Ann Arbor has honored Nov. 20 as Trans Day of Remembrance since 2003. Tristan Morton, associate director of the Spectrum Center, who uses ze/zir pronouns, told The Michigan Daily before the event that ze believes knowing trans history is impactful in understanding the community and its longevity.
“It is always good to learn and understand that history because you’re not the only one,” Morton said. “There are folks still alive doing this work that have been supportive of our community for decades.”
Organizers of Monday’s event covered an altar at the front of the room with pink, blue, white, black and brown origami flowers to represent trans people, including trans people of Color, around the world. Crystals, candles and a stuffed animal dinosaur symbolizing comfort, love and strength were placed next to a display of books by trans authors. After reading off the names of the victims of trans violence and a subsequent moment of silence, attendees wrote messages on square scraps of multicolored cloth and glued them together to create a quilt. Some of the messages included affirmations such as “We will not be erased,” “You are loved,” “Joy is your birthright” and “Someday.”
Morton said the Spectrum Center will hang the quilt in their office and plans to digitize it so people can view the messages online.
Twenty-four years after the first Trans Day of Remembrance, anti-trans violence still affects individuals worldwide.
Three hundred twenty-one transgender and genderqueer people were killed between Oct. 1, 2022, and Sept. 30, 2023, according to the Trans Murder Monitoring research project. Anti-trans violence also disproportionately harms people of Color, with 80% of the 321 killed being people of Color. Additionally, 94% of the victims were trans women or transfeminine people.

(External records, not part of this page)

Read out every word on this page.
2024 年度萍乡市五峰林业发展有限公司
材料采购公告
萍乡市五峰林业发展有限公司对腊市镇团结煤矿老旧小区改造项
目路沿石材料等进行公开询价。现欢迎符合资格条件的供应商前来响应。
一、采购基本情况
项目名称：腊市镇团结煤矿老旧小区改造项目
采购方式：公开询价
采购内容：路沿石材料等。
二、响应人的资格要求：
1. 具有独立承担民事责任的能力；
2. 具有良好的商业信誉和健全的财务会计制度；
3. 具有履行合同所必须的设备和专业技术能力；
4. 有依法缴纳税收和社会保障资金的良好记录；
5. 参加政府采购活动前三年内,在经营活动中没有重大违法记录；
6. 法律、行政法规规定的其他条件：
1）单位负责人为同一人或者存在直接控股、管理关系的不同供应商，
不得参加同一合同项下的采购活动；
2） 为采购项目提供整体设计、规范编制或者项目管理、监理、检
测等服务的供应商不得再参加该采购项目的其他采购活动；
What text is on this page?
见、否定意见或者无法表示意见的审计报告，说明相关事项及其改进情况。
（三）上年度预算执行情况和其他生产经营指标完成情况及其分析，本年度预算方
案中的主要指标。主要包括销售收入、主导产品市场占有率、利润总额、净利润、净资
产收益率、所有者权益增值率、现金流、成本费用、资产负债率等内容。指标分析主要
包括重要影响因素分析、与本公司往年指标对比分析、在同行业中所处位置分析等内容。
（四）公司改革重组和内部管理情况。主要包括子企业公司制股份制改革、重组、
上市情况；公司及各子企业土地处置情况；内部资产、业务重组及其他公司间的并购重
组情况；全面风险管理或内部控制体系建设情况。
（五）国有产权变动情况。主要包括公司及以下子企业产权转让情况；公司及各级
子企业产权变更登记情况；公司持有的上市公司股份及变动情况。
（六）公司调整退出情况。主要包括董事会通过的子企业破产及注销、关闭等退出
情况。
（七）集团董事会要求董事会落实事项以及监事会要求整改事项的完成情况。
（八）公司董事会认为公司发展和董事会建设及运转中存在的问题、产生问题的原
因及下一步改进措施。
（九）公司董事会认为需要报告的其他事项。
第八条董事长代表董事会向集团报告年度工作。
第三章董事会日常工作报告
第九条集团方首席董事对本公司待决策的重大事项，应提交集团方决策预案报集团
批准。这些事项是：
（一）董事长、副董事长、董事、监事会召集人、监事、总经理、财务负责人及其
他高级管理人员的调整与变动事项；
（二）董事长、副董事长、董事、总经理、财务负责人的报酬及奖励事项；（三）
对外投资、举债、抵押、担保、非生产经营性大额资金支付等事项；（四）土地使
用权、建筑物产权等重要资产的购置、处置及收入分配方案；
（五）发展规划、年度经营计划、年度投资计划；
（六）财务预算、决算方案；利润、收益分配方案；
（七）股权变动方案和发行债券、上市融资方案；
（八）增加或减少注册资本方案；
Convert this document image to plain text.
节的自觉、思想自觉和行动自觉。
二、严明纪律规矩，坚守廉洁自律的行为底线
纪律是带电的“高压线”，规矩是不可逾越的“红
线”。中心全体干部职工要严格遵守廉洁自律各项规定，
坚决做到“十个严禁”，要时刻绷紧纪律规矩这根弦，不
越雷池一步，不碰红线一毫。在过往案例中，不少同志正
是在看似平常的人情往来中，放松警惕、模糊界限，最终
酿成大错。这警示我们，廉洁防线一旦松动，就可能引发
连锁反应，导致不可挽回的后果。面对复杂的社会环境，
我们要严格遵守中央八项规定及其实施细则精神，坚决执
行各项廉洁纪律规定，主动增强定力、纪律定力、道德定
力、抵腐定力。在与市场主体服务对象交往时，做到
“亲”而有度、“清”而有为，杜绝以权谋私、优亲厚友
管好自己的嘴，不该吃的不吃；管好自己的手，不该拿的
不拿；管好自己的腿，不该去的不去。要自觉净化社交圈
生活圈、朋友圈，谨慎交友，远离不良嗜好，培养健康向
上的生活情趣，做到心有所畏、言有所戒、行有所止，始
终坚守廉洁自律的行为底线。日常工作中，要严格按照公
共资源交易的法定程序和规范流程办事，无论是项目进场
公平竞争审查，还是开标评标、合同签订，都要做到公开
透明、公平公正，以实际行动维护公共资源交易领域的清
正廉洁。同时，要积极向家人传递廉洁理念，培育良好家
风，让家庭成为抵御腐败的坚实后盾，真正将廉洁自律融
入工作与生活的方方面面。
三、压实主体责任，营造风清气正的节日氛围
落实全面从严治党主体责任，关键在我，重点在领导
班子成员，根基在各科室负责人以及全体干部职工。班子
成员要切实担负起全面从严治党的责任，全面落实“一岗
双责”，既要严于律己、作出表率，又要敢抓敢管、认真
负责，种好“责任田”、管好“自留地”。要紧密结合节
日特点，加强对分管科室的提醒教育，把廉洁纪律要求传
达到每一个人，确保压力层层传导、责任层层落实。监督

Morton explained the importance of considering intersectionality when thinking about trans experiences and violence against trans people.
“Intersectionality is a term that describes how folks with multiple marginalized identities are being oppressed,” Morton said. “So understanding that the experience, for example, of a Black woman experiencing oppression is going to be vastly different from a Black man experiencing oppression.”
At the event, LSA junior Jamy Lee spoke to The Daily about the sense of injustice she felt hearing about the violence so many trans people have experienced.
“We already knew this was a problem,” Lee said. “But if we are convincing 14-year-old kids that they don’t deserve a place in this world, that’s really frustrating and another reason why we should continue to say their names.”
Morton also expressed zirs frustration about the rise in anti-trans legislation in the U.S., but maintained faith that the trans community will continue to stay strong.
“Trans and non-binary people are not going to be legislated away,” Morton said. “We’ve existed before legislation and will exist after legislation.”